EMC on Wednesday reported quarterly earnings of $0.42 on revenue of $5.6 billion, an increase of six percent over the same quarter a year ago.
The result met Wall Street's expectations on the nose, which reflected slowing IT spending across the industry. This is EMC's fourth quarter in a row of low single-digit growth after 10 straight quarters of double-digit growth before that.
Yesterday evening, subsidiary VMware beat expectations for its own quarterly earnings.
A breakdown of EMC's businesses:
Quarterly revenue from the United States increased 4 percent year over year to $3.0 billion, representing 53 percent of the company's total revenue.
Revenue from outside the U.S. increased 8 percent year over year to $2.7 billion, or 47 percent of the total.
The strongest world group was the emerging countries—BRIC+13, as EMC calls it (that's Brazil, Russia, India, China, Mexico, Colombia, Argentina, Poland, Czech Republic, Hungary, Turkey, Saudi Arabia, South Africa, United Arab Emirates, Thailand, Indonesia and Vietnam); those markets increased revenue 18 percent year over year.
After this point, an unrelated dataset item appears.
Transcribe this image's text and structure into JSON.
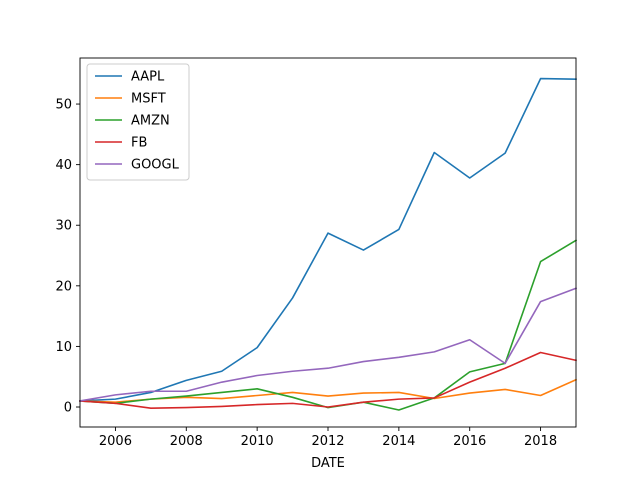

Beyond that, Asia-Pacific and Japan increased revenue by 12 percent year over year; Latin America grew 12 percent; and Europe, Middle East and Africa grew 6 percent.
More quarterly numbers to know:
The company's outlook for 2013 remains the same: earnings of $1.85 on revenue of $23.5 billion. It said it plans to repurchase $3.5 billion worth of its common stock in 2013 and the first half of 2014.
"The strength and demand we saw during the quarter, despite a cautious IT spending environment, speaks to the soundness of our strategy, the value customers see in our federated business model, and the massive opportunity ahead in cloud computing, big data and trusted IT," chairman and CEO Joe Tucci said in a statement.
On the subsequent conference call, Tucci added that "uncertainties still exist" in global IT spending, with noted "tightness in micro IT spending."
"Customers are being very cautious" with IT spend, "scrutinizing" and "elongating" approval processes, Tucci said. Still, "I believe we performed very well, especially…compared to our peers."